Her hakiki Nur talebesi bilir ki, “iman, ibadet, ahlâk, ukubatta (cezai müeyyidelerde)” olduğu gibi, “Risale-i Nur sadece iman dersi değil, içtimai ders de verir.”1 ve siyasi ölçü ve stratejileri de belirler.
Dolayısıyla “mihengimiz” Risale-i Nur, şahs-ı manevi ve UM’tir. Ki, Bediüzzaman hiçbir şeyi, “Mihenge vurmadan almayınız. Zîra, çok silik söz, ticarette geziyor. Hatta, benim sözümü de ben söylediğim için hüsn-ü zan edip, tamamını kabul etmeyiniz; belki ben de müfsidim veya bilmediğim halde ifsad ediyorum…”2 der.

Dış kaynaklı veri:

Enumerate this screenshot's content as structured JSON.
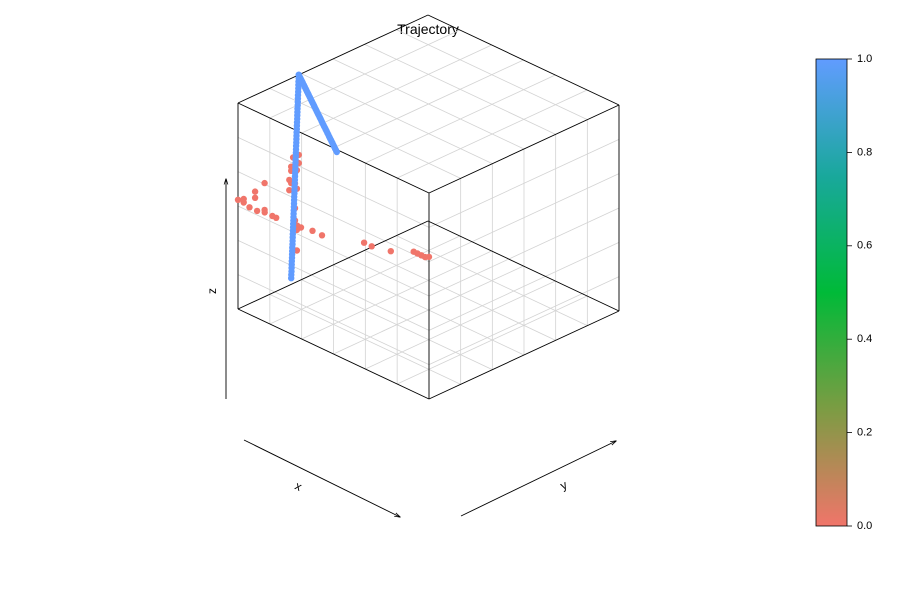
{
  "chart_data": {
    "type": "scatter3d",
    "title": "Trajectory",
    "xlabel": "x",
    "ylabel": "y",
    "zlabel": "z",
    "box": true,
    "grid": true,
    "colorbar": {
      "range": [
        0,
        1
      ],
      "ticks": [
        "0.0",
        "0.2",
        "0.4",
        "0.6",
        "0.8",
        "1.0"
      ],
      "placement": "right",
      "colors": [
        "#F0756A",
        "#7C9C43",
        "#00BA38",
        "#19A89C",
        "#619CFF"
      ]
    },
    "series": [
      {
        "value": 0,
        "color": "#F0756A",
        "points": [
          [
            0.0,
            0.0,
            0.69
          ],
          [
            0.02,
            0.0,
            0.68
          ],
          [
            0.04,
            0.0,
            0.68
          ],
          [
            0.06,
            0.0,
            0.68
          ],
          [
            0.08,
            0.0,
            0.68
          ],
          [
            0.2,
            0.0,
            0.63
          ],
          [
            0.3,
            0.0,
            0.61
          ],
          [
            0.34,
            0.0,
            0.61
          ],
          [
            0.56,
            0.0,
            0.55
          ],
          [
            0.61,
            0.0,
            0.55
          ],
          [
            0.67,
            0.0,
            0.54
          ],
          [
            0.69,
            0.0,
            0.54
          ],
          [
            0.8,
            0.0,
            0.53
          ],
          [
            0.82,
            0.0,
            0.53
          ],
          [
            0.86,
            0.0,
            0.53
          ],
          [
            0.9,
            0.0,
            0.52
          ],
          [
            0.94,
            0.0,
            0.52
          ],
          [
            0.97,
            0.0,
            0.53
          ],
          [
            1.0,
            0.0,
            0.53
          ],
          [
            0.99,
            0.02,
            0.53
          ],
          [
            0.99,
            0.08,
            0.54
          ],
          [
            0.99,
            0.08,
            0.51
          ],
          [
            0.99,
            0.13,
            0.56
          ],
          [
            0.99,
            0.13,
            0.43
          ],
          [
            0.99,
            0.26,
            0.52
          ],
          [
            0.99,
            0.26,
            0.47
          ],
          [
            0.99,
            0.27,
            0.58
          ],
          [
            0.99,
            0.27,
            0.56
          ],
          [
            0.99,
            0.27,
            0.5
          ],
          [
            0.99,
            0.28,
            0.62
          ],
          [
            0.99,
            0.29,
            0.57
          ],
          [
            0.99,
            0.29,
            0.49
          ],
          [
            0.99,
            0.3,
            0.55
          ],
          [
            0.99,
            0.31,
            0.62
          ],
          [
            0.99,
            0.31,
            0.58
          ],
          [
            0.99,
            0.3,
            0.46
          ],
          [
            0.99,
            0.29,
            0.37
          ],
          [
            0.99,
            0.29,
            0.31
          ],
          [
            0.99,
            0.3,
            0.26
          ],
          [
            0.99,
            0.3,
            0.16
          ]
        ]
      },
      {
        "value": 1,
        "color": "#619CFF",
        "points": []
      }
    ]
  }
}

Bizim için birinci mihenk, Kur’an ve Sünnet-i Seniyye’nin bu zamandaki içtimai, siyasi ölçülerinde veren Risale-i Nur tefsiridir. Bu ölçü ve stratejiler Beyanat ve Tenvirler’de toplanmıştır. İkinci mihengimiz, “Şüphesiz bu zamanın bir âlimi” olan “şahs-ı mânevî”dir.3 ve onun meşveret kararlarıdır. Neden? Zira, “Eski zamanda değiliz. Eskiden hâkim bir şahs-ı vâhit idi… Şimdi ise, zaman cemaat zamanıdır. Hâkim, ruh-u cemaatten çıkmış, az mütehassis, sağırca, metin bir şahs-ı mânevîdir ki, şûrâlar o ruhu temsil eder.”4
Öte yandan, “Cüzde bulunmayan, küllde bulunur’ kaidesine binaen, her fertte bulunmayan bu gibi şartlar, heyette bulunur.”5 “Cemaatte olan kuvvet, fertte yoktur.”6 “Fert dahi de olsa, cemaatin şahs-ı manevisini karşı sivrisinek kadar kalır.”7 “Şahıs ne kadar güçlü ve dahi de olsa şahs-ı maneviye karşı mağlup düşebilir.”8 “Zaman, şahıs zamanı değil, şahs-ı mânevî zamanıdır. Risâle-i Nur’da sahıs yok, şahs-ı mânevî var…"9 “Meşveret-i şer’iye, sizi öyle şeylerden muhafaza eder. İçinizdeki şahs-ı manevinin fikrini, o meşveretle bildirir.”10 Dolayısıyla “Her meselemizde emir, Risâle-i Nûr’un şahs-ı mânevîsini temsil eden has şakirtlerin (talebelerin) ve sizlerindir. Benim de şimdi bir reyim var. Siz meşveret edin, ben kararınıza uyarım.”11 “Tesanüdümüzden hasıl olan bir şahs-ı manevînin fevkalade ehemmiyet ve kıymeti ve üstadlığı ve irşadı, bize kafidir. Risale-i Nur’un, talimatı dairesinde bize bahş ettiği feyizli makamlara kanaat etmeliyiz.”12 Ve şimdiye kadar da görüldü ki, “bir buz parçası olan şahsiyetini ve enaniyetini şahs-ı manevi, UM havuzuna atmayan erimiş, buharlaşmış, savrulmuş gitmiştir!
Dipnotlar:
1- Hizmet Rehberi, Enst./intr, s. 54.; 2-Münazarat, s. 48.; 3-Lem’alar, s. 71.; 4-Sünuhat, s. 51.; 5-bknz., İşaratü'l-İ'caz, s. 13.; 6-Age., s. 162.; 7-Sünuhat, s. 52.; 8-Emirdağ Lahikası, s. 120.; 9-Tarihçe-i Hayat s. 605.; 10-Emirdağ Lahikası, s. 73.; 11-Hizmet Rehberi, s. 175.; 12-Mektubat, s. 27.